Abstract
Presentation Description :
Glaucoma targets retinal ganglion cell neurons and their axons, which form the optic projection to the brain. The disease is associated with both aging and sensitivity to intraocular pressure (IOP). These factors compound in complex ways to convey diverse biochemical, biomechanical and bioenergetic stress to the ganglion cell. This is so especially for the unmyelinated axon segment as it passes through the nerve head. Nevertheless degeneration evolves bidirectionally. Pathogenesis involves a distal program that affects the axonal projection to the brain and a proximal program that affects ganglion cell dendrites, synapses and cell bodies in the retina. Progression follows a particular spatial pattern, with loss of both function and structure filling in from one retinotopic sector to the next.
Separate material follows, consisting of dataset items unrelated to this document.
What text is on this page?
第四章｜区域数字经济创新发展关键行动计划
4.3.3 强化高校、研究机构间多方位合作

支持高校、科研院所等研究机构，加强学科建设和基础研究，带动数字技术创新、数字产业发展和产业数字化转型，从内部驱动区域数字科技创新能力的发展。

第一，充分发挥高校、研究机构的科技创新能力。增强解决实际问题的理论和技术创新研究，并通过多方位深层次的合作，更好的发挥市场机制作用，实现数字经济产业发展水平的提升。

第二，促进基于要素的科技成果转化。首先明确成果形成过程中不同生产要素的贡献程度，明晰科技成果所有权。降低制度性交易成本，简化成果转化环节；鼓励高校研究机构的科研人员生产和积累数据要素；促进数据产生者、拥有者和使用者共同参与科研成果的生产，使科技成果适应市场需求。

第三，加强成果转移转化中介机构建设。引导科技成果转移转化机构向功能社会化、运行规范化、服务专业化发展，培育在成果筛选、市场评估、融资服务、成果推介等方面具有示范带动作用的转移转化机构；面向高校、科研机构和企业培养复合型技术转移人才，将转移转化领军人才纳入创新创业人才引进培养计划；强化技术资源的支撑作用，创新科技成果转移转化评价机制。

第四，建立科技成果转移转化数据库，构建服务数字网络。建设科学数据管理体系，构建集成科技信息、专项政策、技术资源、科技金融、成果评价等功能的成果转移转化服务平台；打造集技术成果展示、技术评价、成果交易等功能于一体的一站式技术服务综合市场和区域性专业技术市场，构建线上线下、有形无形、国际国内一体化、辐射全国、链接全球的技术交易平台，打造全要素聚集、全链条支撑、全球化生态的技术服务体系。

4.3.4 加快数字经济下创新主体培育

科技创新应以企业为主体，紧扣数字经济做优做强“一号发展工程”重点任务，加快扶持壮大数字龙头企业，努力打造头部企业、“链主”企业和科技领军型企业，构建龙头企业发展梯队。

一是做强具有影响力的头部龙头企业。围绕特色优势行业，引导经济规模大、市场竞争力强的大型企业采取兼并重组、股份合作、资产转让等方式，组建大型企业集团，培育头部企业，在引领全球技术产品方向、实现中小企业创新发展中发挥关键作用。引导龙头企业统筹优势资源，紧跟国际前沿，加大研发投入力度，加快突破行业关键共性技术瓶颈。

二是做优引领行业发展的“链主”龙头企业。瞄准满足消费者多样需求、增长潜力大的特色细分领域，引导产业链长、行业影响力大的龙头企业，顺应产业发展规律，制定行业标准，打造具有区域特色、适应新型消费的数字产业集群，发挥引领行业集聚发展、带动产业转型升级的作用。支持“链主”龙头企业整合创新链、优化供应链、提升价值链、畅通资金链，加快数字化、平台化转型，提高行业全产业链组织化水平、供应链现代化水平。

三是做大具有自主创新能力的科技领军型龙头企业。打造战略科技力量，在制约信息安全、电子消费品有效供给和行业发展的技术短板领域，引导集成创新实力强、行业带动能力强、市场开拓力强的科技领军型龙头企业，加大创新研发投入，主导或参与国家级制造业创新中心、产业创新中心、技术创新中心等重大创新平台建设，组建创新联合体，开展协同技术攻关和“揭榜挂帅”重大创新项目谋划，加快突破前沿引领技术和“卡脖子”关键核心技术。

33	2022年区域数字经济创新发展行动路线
Our goal is to understand how sectorial progression reflects critical mechanisms of pathogenesis and how these mechanisms differ between proximal and distal degeneration. This presentation will focus on our progress towards this goal, through emerging physiological, pharmacological and anatomical results from our laboratory and collaborations. Collectively, these studies suggest that both distal and proximal programs are highly dynamic with possible cross-talk between axonal and dendritic compartments. Evidence from chronic and inducible models suggests a level of remodeling and adaptation in the ganglion cell projection that counters the view of a unidirectional push towards tissue loss. This adaptive response may serve to isolate glaucomatous injury and conserve functon and may present opportunities for new therapeutic interventions.
This is an abstract that was submitted for the 2016 ARVO Annual Meeting, held in Seattle, Wash., May 1-5, 2016.